The California citrus industry has assessed itself over $60 million in detection and treatment for the Asian citrus psyllid. The federal government has put forth an estimated $40 million in an effort to protect the nation's top fresh citrus industry.
In Florida, the state has financially partnered with its industry to defend against the devastation of Huanglongbing.
"But not our governor," Nelsen said. "Governor Brown's veto of AB 571 sends a clear message to all agriculture stakeholders, that this administration does not care about the citrus industry or California agriculture."
There are more citrus trees in Southern California backyards than in the entire commercial citrus industry. "Funds from AB 571 were destined for biological control in the Los Angeles Basin," Nelsen said. "Biological control would reduce the threat of diseased Asian citrus psyllids from infecting back yard trees. That's how it started in Florida and now over 250,000 acres of prime citrus have been destroyed or abandoned in that state. Brazil has eliminated over 12 million trees because of the disease. Every state in Mexico with citrus is infected with the disease for which there is no known cure. But I guess none of that is important to the governor."
In his veto message the governor said he wanted to "review our options during the budget process," which drew a scathing response from the CCM executive.
"The governor's veto message is laughable!" said Nelsen. "The legislature approved $1 million to the California Department of Food and Agriculture, but his Department of Finance will not release the funds."
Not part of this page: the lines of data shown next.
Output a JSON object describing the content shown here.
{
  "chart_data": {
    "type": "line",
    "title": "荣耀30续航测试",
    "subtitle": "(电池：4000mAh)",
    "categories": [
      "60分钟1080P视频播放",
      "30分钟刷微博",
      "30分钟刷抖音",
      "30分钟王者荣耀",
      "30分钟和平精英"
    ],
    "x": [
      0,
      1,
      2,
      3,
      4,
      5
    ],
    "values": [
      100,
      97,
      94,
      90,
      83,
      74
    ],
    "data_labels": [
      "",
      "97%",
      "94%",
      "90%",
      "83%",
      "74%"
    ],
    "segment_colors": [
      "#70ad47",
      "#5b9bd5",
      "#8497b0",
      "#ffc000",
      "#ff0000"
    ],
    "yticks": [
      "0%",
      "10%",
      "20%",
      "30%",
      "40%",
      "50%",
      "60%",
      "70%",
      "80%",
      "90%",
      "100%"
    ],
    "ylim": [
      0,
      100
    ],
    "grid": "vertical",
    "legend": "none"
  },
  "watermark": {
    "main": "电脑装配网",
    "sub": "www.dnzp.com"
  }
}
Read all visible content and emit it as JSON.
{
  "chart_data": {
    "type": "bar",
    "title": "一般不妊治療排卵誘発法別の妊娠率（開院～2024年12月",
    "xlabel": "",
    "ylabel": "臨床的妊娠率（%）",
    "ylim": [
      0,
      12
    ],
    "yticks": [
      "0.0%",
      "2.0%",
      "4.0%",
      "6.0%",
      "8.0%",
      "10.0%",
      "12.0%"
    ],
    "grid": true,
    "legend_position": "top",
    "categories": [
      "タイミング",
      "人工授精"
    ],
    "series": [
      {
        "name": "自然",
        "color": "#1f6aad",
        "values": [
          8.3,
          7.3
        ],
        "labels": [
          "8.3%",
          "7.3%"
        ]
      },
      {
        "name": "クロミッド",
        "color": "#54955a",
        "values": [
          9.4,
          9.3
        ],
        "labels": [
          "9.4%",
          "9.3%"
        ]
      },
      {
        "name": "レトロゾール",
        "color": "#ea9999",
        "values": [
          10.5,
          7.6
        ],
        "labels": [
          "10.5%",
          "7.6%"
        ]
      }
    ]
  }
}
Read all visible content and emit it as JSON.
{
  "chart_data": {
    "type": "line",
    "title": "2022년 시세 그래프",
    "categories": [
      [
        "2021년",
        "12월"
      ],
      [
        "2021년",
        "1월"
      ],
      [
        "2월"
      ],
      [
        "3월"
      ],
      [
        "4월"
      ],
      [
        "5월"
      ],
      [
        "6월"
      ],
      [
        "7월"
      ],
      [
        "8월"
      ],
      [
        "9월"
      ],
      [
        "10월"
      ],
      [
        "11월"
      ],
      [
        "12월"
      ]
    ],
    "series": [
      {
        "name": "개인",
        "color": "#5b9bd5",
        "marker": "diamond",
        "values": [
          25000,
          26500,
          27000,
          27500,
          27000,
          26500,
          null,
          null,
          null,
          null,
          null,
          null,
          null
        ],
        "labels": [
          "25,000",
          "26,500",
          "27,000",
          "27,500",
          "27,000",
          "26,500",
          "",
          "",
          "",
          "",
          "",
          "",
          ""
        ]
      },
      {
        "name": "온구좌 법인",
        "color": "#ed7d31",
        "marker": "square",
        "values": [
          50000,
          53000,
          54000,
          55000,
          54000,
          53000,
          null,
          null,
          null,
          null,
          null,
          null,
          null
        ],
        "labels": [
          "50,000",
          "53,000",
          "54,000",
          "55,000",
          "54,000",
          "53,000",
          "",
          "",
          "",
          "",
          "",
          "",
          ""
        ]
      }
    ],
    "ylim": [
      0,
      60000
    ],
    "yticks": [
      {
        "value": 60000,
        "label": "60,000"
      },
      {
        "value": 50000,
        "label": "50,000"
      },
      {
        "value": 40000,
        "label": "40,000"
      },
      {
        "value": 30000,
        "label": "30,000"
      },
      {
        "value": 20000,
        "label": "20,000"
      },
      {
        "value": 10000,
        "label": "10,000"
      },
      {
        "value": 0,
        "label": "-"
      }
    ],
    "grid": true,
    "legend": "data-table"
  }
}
Designed by representatives of the citrus industry in partnership with the scientific community and regulatory bodies at the state and federal level, the California's effort to stop the Asian citrus psyllid and Huanglongbing has been touted across the country as a vibrant example of private and public sector partnerships.
"But I guess that's not important to this governor," Nelsen said. "His definition of leadership is duplicating the destruction that continues to spread throughout the United States, Mexico, Brazil, Belize and China."